The term Rzehakina epigona is used here for those forms with a deeply excavate umbilical region and a poorly developed or missing coil suture (=R. epigona epigona of Hiltermann). In these forms, each successive chamber moderately overlaps the chambers of preceeding whorl. Hiltermann considered Spiroloculina occulta Grzybowski, 1901 to be synonymous with R. epigona, a view confirmed by a re-study of the type material (Kaminski & Geroch, 1993). We also regard Spiroloculina waageni Liebus & Schubert, 1903 to be fully synonymous with R. epigona. The type locality of S. waageni is within the Pieniny Klippen Belt in Slovakia, and consists of reddish marls of Campanian-Maastrichtian age (the Gbelany Member of the Puchov Marls). The assemblage described by Liebus & Schubert contains a bathyal benthic foraminiferal assemblage with Reussella szajnochae (Grzybowski) and Contusotruncana. A comparison of biometric parameters (length/breadth index and involution index sensu Hiltermann) of the figured specimens of both species reveals that the type specimens were nearly identical. Unfortunately, the Schubert collection no longer exists.
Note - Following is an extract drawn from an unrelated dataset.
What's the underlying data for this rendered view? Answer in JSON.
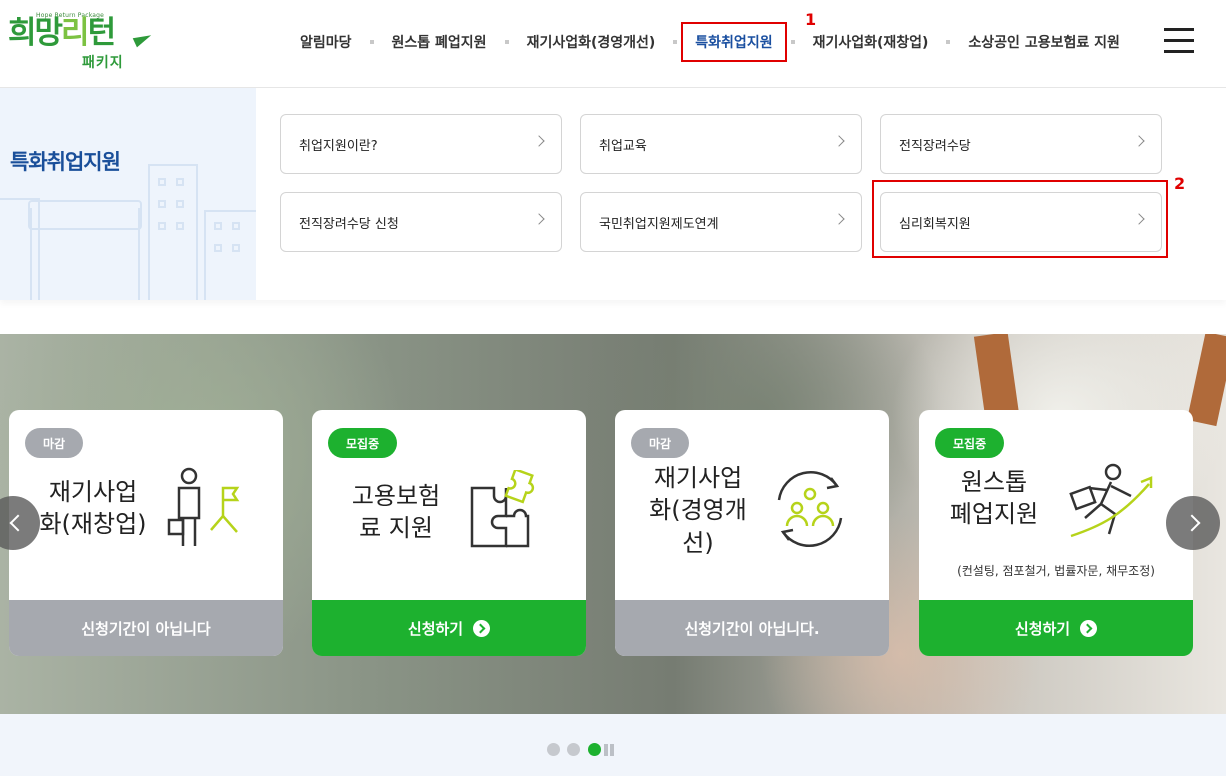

The species Rzehakina inclusa (Grzybowski) differs from R. epigona in being more involute, and in having an umbilical plug that obscures all but the final two chambers of the test. As a result, the test of R. inclusa is more biconvex. The species R. fissistomata (Grzybowski) is more evolute than R. epigona, and has a well-developed coil suture, while Rzehakina lata Cushman & Jarvis is broader, more involute, and has a thicker outer whorl. Rzehakina minima Cushman & Renz is smaller, more evolute, and thinner than R. epigona (see the remarks for these species for further diffferences).

ILLUSTRATIONS: Plate 31 - Rzehakina epigona (Rzehak).
Topotype specimens of Rzehakina epigona from Zdounky, Czech Republic. SEM and light microscope images. 1a, 2a. SEM images; 1b. detail of aperture (SEM); 1c, 2b, 3a, 4a. reflected light in immersion; 1d, 2c, 3b, 4b. transmitted light in immersion.